How the workflow works:
- Build and train the model. Past escalation and correlation events are converted into structured features and used to train and validate the XGBoost classifier throughout the PoC/PoV phase.
- Introduce real-time risk scoring. Once the model is up and running, it continuously scores customers as new tickets or events arrive and assigns them an escalation risk label, such as low, medium, or high.
- Automate proactive interventions. When a customer moves into a high-risk category, ServiceNow workflows automatically generate priority alerts, assign follow-up tasks to support or account teams, and display recommended playbooks with next steps.
Screenshot showing the benefits of this solution (Source: ServiceNow)
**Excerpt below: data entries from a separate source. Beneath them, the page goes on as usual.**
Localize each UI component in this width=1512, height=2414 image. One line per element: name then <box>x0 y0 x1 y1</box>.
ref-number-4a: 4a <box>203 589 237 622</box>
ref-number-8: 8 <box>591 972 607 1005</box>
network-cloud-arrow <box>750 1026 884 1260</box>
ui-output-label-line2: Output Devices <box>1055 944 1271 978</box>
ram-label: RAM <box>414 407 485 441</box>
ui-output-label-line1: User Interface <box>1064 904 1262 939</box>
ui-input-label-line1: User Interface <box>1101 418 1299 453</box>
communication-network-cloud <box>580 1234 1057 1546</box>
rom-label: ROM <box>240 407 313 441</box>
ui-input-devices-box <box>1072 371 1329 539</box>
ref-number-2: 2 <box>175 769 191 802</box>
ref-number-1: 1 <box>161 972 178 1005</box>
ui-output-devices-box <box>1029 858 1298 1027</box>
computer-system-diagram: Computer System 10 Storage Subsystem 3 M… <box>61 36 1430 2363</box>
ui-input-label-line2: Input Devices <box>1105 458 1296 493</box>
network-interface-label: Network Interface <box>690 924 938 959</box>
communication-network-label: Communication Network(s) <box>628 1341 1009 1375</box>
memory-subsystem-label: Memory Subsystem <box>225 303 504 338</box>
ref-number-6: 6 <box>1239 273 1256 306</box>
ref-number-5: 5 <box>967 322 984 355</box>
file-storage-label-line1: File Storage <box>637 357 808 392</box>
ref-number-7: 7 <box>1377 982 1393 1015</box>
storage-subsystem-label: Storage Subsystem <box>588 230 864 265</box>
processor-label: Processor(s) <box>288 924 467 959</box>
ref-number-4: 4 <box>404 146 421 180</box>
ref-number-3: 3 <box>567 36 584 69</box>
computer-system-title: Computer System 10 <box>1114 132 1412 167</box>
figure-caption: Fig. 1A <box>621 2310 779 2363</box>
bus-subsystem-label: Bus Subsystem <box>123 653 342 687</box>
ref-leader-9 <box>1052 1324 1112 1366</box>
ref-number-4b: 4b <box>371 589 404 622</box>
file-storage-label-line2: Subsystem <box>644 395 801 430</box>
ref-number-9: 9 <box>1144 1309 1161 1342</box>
Over time, the results of each engagement are fed back into the model to continually refine its predictions, whether or not an escalation was avoided.
The business results are also explained as follows:
More timely intervention stabilizes at-risk accounts before they become vocal, resulting in faster response and resolution times, higher customer satisfaction scores, and smoother renewals and upsells.
Before this model, only about 11% of customer engagement was proactive. Since implementation, approximately 68% of engagements have become proactive, allowing for earlier and more structured responses to at-risk customers.
This system has helped us engage with hundreds of customers per year, preventing the majority of escalations while keeping our false positive rate around 3%, and preventing engineering resources from being wasted on unnecessary cases.